—Es por sus piedras funerarias, que me gustan extraordinariamente —le dije para halagarlo.
—Eso no hay que decirlo en voz alta —dijo— porque de lo contrario no se tarda en tener una encima.
Sólo entonces hizo un esfuerzo con su nuca rígida, me miró o, mejor dicho, vio mi joroba de soslayo, y dijo:
—¿Qué es lo que han hecho contigo? ¿No te estorba eso al dormir?
Le dejé que se riera y le expliqué a continuación que una joroba no es un estorbo necesariamente, que en cierto modo yo dominaba la mía y que inclusive había mujeres y muchachas a las que la joroba les gustaba, que se adaptaban a las condiciones y posibilidades del jorobado y a las que, para decirlo de una vez, la joroba les hacía gracia.
Korneff meditaba con la barbilla apoyada en el rastrillo: —Sí, es muy posible; ya he oído yo algo de eso.
Luego me contó de cuando había trabajado en el Eifel, en las canteras de basalto, y había tenido relaciones con una mujer a la que se le podía quitar una pierna de madera, creo que la izquierda, lo que comparaba con mi joroba, aunque mi «caja» no se dejara desmontar. El marmolista evocaba sus recuerdos a lo largo, a lo ancho y con todo detalle. Esperé con paciencia a que hubiera terminado y la mujer se hubiera vuelto a poner la pierna, y le rogué que me mostrara su taller.
Korneff abrió la puerta de lámina del centro de la cerca, señaló con el rastrillo a manera de invitación en dirección de la puerta corredera, y yo hice crujir bajo mis plantas la gravilla, hasta que me envolvió el olor de azufre, de cal y de humedad.

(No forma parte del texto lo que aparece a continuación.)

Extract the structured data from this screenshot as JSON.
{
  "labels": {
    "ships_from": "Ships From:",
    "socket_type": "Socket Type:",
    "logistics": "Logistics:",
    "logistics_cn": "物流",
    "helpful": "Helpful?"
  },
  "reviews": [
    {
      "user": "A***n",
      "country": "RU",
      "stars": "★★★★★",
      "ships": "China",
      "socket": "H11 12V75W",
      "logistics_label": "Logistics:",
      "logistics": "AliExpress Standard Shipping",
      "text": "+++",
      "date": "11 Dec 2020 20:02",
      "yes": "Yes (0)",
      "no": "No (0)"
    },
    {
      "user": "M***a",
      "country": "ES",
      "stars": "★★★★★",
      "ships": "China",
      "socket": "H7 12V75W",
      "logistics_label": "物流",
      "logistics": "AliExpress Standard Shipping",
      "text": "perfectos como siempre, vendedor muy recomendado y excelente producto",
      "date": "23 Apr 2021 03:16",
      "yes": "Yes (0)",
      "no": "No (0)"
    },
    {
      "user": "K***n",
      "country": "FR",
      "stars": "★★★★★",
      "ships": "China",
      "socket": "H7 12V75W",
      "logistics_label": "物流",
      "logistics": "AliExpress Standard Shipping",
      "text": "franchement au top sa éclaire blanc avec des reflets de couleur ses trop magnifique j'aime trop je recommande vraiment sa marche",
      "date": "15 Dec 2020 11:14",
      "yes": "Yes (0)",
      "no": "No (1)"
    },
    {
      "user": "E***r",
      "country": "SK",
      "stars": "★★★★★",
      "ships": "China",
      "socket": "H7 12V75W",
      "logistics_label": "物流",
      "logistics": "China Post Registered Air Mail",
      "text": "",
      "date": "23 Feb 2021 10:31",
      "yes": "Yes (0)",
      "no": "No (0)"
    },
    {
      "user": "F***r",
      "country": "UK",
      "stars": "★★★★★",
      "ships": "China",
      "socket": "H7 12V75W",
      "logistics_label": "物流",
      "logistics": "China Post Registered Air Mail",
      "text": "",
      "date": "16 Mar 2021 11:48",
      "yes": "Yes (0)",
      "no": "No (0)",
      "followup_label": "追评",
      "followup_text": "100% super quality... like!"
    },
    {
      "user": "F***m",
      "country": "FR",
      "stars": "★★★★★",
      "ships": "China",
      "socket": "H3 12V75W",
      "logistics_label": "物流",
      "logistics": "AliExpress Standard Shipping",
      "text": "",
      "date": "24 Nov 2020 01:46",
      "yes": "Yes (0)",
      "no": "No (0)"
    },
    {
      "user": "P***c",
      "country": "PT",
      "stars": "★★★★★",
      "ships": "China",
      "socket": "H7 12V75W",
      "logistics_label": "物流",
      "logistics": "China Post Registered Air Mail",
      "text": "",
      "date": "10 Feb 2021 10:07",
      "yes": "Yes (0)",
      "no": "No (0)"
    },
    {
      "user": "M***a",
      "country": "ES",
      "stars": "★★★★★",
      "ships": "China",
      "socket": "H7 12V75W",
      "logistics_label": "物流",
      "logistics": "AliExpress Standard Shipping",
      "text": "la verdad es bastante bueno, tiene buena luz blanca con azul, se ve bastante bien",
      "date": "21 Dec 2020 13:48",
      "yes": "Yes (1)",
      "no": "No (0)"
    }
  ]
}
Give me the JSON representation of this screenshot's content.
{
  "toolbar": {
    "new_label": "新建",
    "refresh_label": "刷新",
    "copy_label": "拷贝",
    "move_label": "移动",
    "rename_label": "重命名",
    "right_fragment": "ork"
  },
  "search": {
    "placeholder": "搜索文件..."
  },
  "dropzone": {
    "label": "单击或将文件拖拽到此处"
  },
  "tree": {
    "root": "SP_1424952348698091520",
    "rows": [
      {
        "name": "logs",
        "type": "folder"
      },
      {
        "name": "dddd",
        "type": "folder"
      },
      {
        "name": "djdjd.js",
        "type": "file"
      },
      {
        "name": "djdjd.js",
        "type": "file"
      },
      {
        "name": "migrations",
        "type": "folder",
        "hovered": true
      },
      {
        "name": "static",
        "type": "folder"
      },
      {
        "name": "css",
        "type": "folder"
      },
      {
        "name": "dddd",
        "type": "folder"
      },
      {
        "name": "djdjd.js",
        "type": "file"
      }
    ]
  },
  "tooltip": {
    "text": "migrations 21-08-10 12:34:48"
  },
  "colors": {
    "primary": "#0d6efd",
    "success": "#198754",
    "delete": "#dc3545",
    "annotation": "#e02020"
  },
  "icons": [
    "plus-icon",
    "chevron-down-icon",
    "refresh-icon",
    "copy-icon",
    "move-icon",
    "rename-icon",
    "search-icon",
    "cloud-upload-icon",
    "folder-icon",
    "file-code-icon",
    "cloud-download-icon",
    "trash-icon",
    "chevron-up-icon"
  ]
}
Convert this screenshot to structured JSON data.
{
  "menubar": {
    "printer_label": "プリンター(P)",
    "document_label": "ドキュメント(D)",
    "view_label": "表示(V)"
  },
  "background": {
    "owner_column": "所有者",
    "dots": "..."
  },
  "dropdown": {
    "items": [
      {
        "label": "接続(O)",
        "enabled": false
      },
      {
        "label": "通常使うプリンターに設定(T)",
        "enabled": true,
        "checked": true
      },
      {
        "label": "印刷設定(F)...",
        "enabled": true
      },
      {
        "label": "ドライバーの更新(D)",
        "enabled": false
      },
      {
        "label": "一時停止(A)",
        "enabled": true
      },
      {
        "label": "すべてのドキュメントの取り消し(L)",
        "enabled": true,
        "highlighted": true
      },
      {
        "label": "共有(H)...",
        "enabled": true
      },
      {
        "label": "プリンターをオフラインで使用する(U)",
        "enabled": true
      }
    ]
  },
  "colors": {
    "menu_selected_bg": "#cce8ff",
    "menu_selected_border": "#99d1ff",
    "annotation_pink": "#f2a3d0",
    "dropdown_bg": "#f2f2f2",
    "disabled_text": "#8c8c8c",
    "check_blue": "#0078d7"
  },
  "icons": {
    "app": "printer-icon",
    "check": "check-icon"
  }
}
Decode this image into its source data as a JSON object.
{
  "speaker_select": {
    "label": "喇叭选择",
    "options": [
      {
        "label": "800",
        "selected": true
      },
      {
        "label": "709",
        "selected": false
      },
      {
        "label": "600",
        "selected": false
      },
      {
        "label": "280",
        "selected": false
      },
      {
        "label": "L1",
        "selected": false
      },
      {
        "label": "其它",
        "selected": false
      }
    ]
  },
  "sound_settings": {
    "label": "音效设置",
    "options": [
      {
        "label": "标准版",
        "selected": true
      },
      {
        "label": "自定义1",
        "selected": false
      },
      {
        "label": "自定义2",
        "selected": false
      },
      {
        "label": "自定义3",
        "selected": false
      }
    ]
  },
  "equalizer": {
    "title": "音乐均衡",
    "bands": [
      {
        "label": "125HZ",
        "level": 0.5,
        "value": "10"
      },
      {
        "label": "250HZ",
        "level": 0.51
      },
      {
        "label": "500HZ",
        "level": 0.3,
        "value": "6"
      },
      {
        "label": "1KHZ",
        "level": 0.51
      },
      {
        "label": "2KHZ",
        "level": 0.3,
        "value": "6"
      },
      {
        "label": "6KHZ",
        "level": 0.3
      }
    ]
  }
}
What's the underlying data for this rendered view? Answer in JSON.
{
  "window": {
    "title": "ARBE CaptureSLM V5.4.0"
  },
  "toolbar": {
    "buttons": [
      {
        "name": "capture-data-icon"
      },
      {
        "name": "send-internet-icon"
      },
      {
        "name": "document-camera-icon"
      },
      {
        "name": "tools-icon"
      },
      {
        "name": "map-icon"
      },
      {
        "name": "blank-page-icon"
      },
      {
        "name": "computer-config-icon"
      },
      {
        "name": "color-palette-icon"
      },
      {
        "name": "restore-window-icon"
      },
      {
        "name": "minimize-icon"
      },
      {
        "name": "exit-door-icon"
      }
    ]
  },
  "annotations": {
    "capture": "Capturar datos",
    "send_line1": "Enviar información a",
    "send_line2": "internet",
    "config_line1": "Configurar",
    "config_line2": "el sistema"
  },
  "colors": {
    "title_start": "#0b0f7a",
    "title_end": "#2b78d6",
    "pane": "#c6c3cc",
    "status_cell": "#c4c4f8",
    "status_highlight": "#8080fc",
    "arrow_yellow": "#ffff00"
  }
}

Unos pesados bloques de madera, aplanados por arriba y en forma de pera, con surcos que dejaban ver la fibra y revelaban un golpear constante en el mismo sentido, reposaban sobre unas superficies desbastadas, de lados ya escuadrados. Cinceles para desbastar, buriles con mango de madera, hierros dentados reforjados y azules todavía, los largos raspadores con muelles para el mármol, pasta de esmeril secándose sobre unos taburetes cuadrados de madera; sobre polines de madera, lista para salir, una lápida vertical de mármol travertino mate, ya pulida: grasa, amarilla, porosa, para una sepultura de dos cuerpos.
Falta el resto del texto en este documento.